Arthur Rimbaud, photographie d'Etienne Carjat


"De voir que le beau temps est dans les intérêts de chacun, et que chacun est un porc,
je hais l'été, qui me tue quand il se manifeste un peu"

Morceaux choisis

On était début juin, il faisait chaud, je feuilletais un bouquin, et je tombe sur cette citation d'Arthur Rimbaud, extraite d'une lettre à un de ses professeurs, écrite il y 125 ans, en juin également.
Je vous accorde que ce n'est sans doute pas la citation la plus glorieuse ou la plus profonde de Rimbaud, mais j'ai éclaté de rire avec cette espèce d'exaltation et de jalousie qu'on ressent à voir quelqu'un décrire, mieux qu'on ne le pourrait soi-même, son propre état d'esprit.

En fait, Rimbaud a pour lui, outre le génie et le mythe, de faire partie de ces gens rares à la personnalité si complexe et profondément humaine, que n'importe qui peut trouver en eux des enseignements, un écho de sa propre âme, bref se sentir quelque parenté d'esprit avec lui.

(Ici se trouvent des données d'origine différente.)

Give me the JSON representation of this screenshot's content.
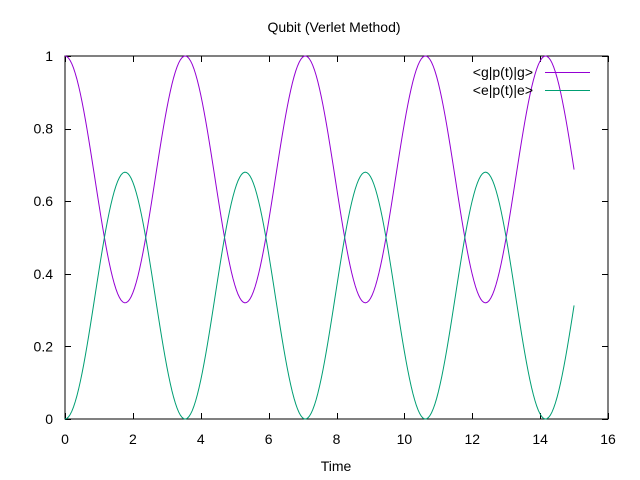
{
  "chart_data": {
    "type": "line",
    "title": "Qubit (Verlet Method)",
    "xlabel": "Time",
    "ylabel": "",
    "xlim": [
      0,
      16
    ],
    "ylim": [
      0,
      1
    ],
    "xticks": [
      "0",
      "2",
      "4",
      "6",
      "8",
      "10",
      "12",
      "14",
      "16"
    ],
    "yticks": [
      "0",
      "0.2",
      "0.4",
      "0.6",
      "0.8",
      "1"
    ],
    "grid": false,
    "legend_position": "top-right",
    "model": {
      "period": 3.54,
      "minimum": 0.32,
      "x_start": 0,
      "x_end": 15,
      "samples": 301
    },
    "series": [
      {
        "name": "<g|p(t)|g>",
        "color": "#9400d3",
        "extrema": [
          {
            "x": 0.0,
            "y": 1.0
          },
          {
            "x": 1.77,
            "y": 0.32
          },
          {
            "x": 3.54,
            "y": 1.0
          },
          {
            "x": 5.31,
            "y": 0.32
          },
          {
            "x": 7.08,
            "y": 1.0
          },
          {
            "x": 8.85,
            "y": 0.32
          },
          {
            "x": 10.62,
            "y": 1.0
          },
          {
            "x": 12.39,
            "y": 0.32
          },
          {
            "x": 14.16,
            "y": 1.0
          },
          {
            "x": 15.0,
            "y": 0.69
          }
        ]
      },
      {
        "name": "<e|p(t)|e>",
        "color": "#009e73",
        "extrema": [
          {
            "x": 0.0,
            "y": 0.0
          },
          {
            "x": 1.77,
            "y": 0.68
          },
          {
            "x": 3.54,
            "y": 0.0
          },
          {
            "x": 5.31,
            "y": 0.68
          },
          {
            "x": 7.08,
            "y": 0.0
          },
          {
            "x": 8.85,
            "y": 0.68
          },
          {
            "x": 10.62,
            "y": 0.0
          },
          {
            "x": 12.39,
            "y": 0.68
          },
          {
            "x": 14.16,
            "y": 0.0
          },
          {
            "x": 15.0,
            "y": 0.31
          }
        ]
      }
    ]
  }
}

Ce qui a pour effet pervers d'une part qu'il est difficile de rester impersonnel lorsqu'on parle de lui. Et que tout portrait qu'on pourrait vous donner de lui serait par définition partial et ne correspondrait pas réellement à l'idée que vous vous en faites, car chaque portraitiste mettra en avant les parties de sa personnalité qu'il comprend le mieux, celles qui résonnent avec sa propre expérience.

Par exemple, la phrase que tout le monde ressort lorsqu'on parle de Rimbaud est celle-ci:

"Le Poète se fait voyant par un long, immense et raisonné dérèglement de tous les sens."

Cette simple phrase, sortie de son contexte, a servi d'alibi culturel à tous les excès pour une foultitude d'apprentis artistes, persuadés qu'il suffisait de se camer, de se saoûler, ou de perdre tout contact avec la réalité par un moyen ou un autre, pour devenir un créateur de génie. Piètre humanité, toujours prompte à reprendre à son compte ce qui l'arrange. Et à oublier au passage la fin de la citation :

"Il est chargé de l'humanité, des animaux même; il devra faire sentir, palper, écouter ses inventions; si ce qu'il rapporte de là-bas a forme, il donne forme; si c'est informe, il donne de l'informe. Trouver une langue;
[...]
L'art éternel aurait ses fonctions, comme les poètes sont citoyens. La Poésie ne ryhtmera plus l'action: elle sera en avant."

Donc, et puisqu'il faut bien que je parle de lui, voici un aperçu bref, partial, incomplet et lapidaire de l'homme. J'ai horreur de faire des fiches biographiques, donc ça va saigner.
Arthur Rimbaud fut un poète précoce voyageur visionnaire rebelle novateur, désireux de repousser les frontières de son art pour atteindre une signification et une forme nouvelles. Il est né à Charleville le 20 octobre 1854, et mort le 10 novembre 1891 à Marseille. Il a écrit, de 14 à 23 ans à peu près, une oeuvre qui parcourt quasiment tout le spectre des possibilités de la poésie, tant dans la forme que dans le fond. Il a passé le reste de sa courte vie (une dizaine d'années) à errer à la recherche d'aventures en Afrique.
D'un point de vue plus personnel, il était affligé d'une mère qui n'est sans doute pas pour rien dans son goût pour la quête d'autres horizons, d'un amant (Paul Verlaine) en qui il trouva un distrayant compagnon de voyages réels autant que dans les sphères de l'imagination, aidés par les substances de l'époque.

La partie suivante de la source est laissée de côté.